Any Help will be appreciated
If you have any two smooth bijections $q_i : \mathbb R \to \mathbb R$, then you get two atlases $\mathcal A_i = \{ q_i\}$ determining two differentiable manifolds $M_i$.
But $f = q_2^{-1} \circ q_1 : M_1 \to M_2$ is smooth because $q_2 \circ f \circ q_1^{-1} = id$, similarly $g = q_1^{-1} \circ q_2 : M_2 \to M_1$ is smooth, and $f, g$ are inverse to each other.

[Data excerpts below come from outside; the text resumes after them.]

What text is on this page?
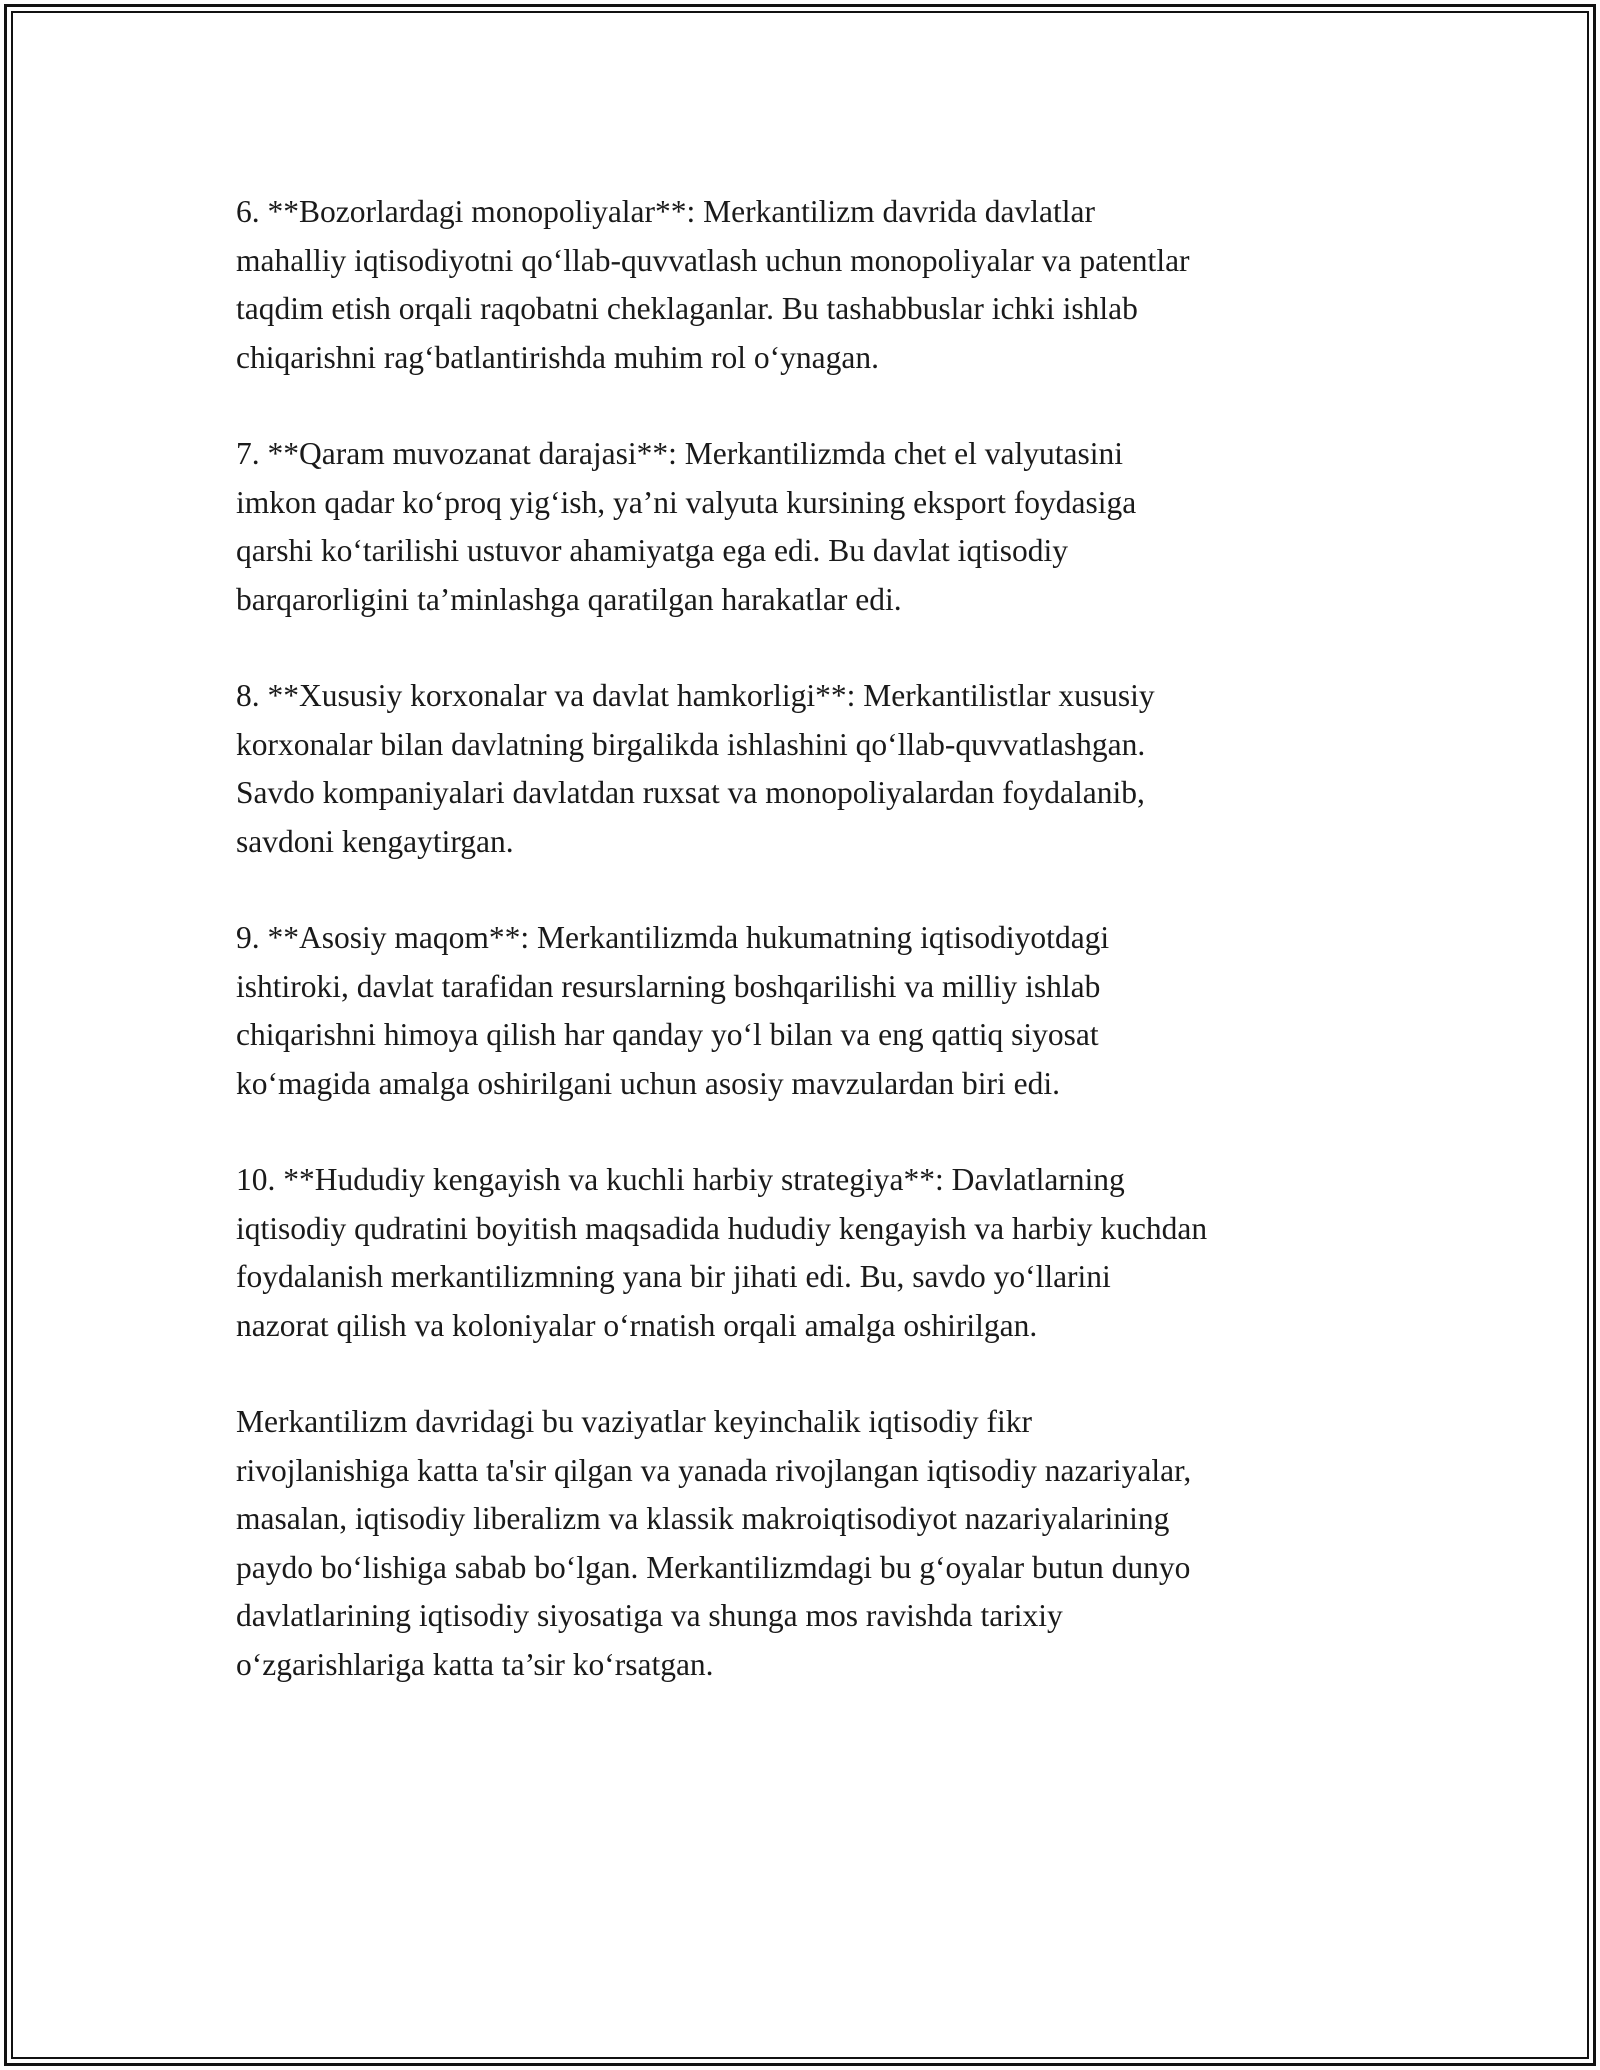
6. **Bozorlardagi monopoliyalar**: Merkantilizm davrida davlatlar
mahalliy iqtisodiyotni qo‘llab-quvvatlash uchun monopoliyalar va patentlar
taqdim etish orqali raqobatni cheklaganlar. Bu tashabbuslar ichki ishlab
chiqarishni rag‘batlantirishda muhim rol o‘ynagan.

7. **Qaram muvozanat darajasi**: Merkantilizmda chet el valyutasini
imkon qadar ko‘proq yig‘ish, ya’ni valyuta kursining eksport foydasiga
qarshi ko‘tarilishi ustuvor ahamiyatga ega edi. Bu davlat iqtisodiy
barqarorligini ta’minlashga qaratilgan harakatlar edi.

8. **Xususiy korxonalar va davlat hamkorligi**: Merkantilistlar xususiy
korxonalar bilan davlatning birgalikda ishlashini qo‘llab-quvvatlashgan.
Savdo kompaniyalari davlatdan ruxsat va monopoliyalardan foydalanib,
savdoni kengaytirgan.

9. **Asosiy maqom**: Merkantilizmda hukumatning iqtisodiyotdagi
ishtiroki, davlat tarafidan resurslarning boshqarilishi va milliy ishlab
chiqarishni himoya qilish har qanday yo‘l bilan va eng qattiq siyosat
ko‘magida amalga oshirilgani uchun asosiy mavzulardan biri edi.

10. **Hududiy kengayish va kuchli harbiy strategiya**: Davlatlarning
iqtisodiy qudratini boyitish maqsadida hududiy kengayish va harbiy kuchdan
foydalanish merkantilizmning yana bir jihati edi. Bu, savdo yo‘llarini
nazorat qilish va koloniyalar o‘rnatish orqali amalga oshirilgan.

Merkantilizm davridagi bu vaziyatlar keyinchalik iqtisodiy fikr
rivojlanishiga katta ta'sir qilgan va yanada rivojlangan iqtisodiy nazariyalar,
masalan, iqtisodiy liberalizm va klassik makroiqtisodiyot nazariyalarining
paydo bo‘lishiga sabab bo‘lgan. Merkantilizmdagi bu g‘oyalar butun dunyo
davlatlarining iqtisodiy siyosatiga va shunga mos ravishda tarixiy
o‘zgarishlariga katta ta’sir ko‘rsatgan.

Thus $f$ is a diffeomorphism. In your example you have $q_1 = id$ and $q_2(x) = x^3$, thus $f(x) = x^{1/3}$.
Remark: A smooth bijection on $\mathbb R$ is a continuous bijection. It is easy to show that continuous bijections on $\mathbb R$ are homeomorphisms.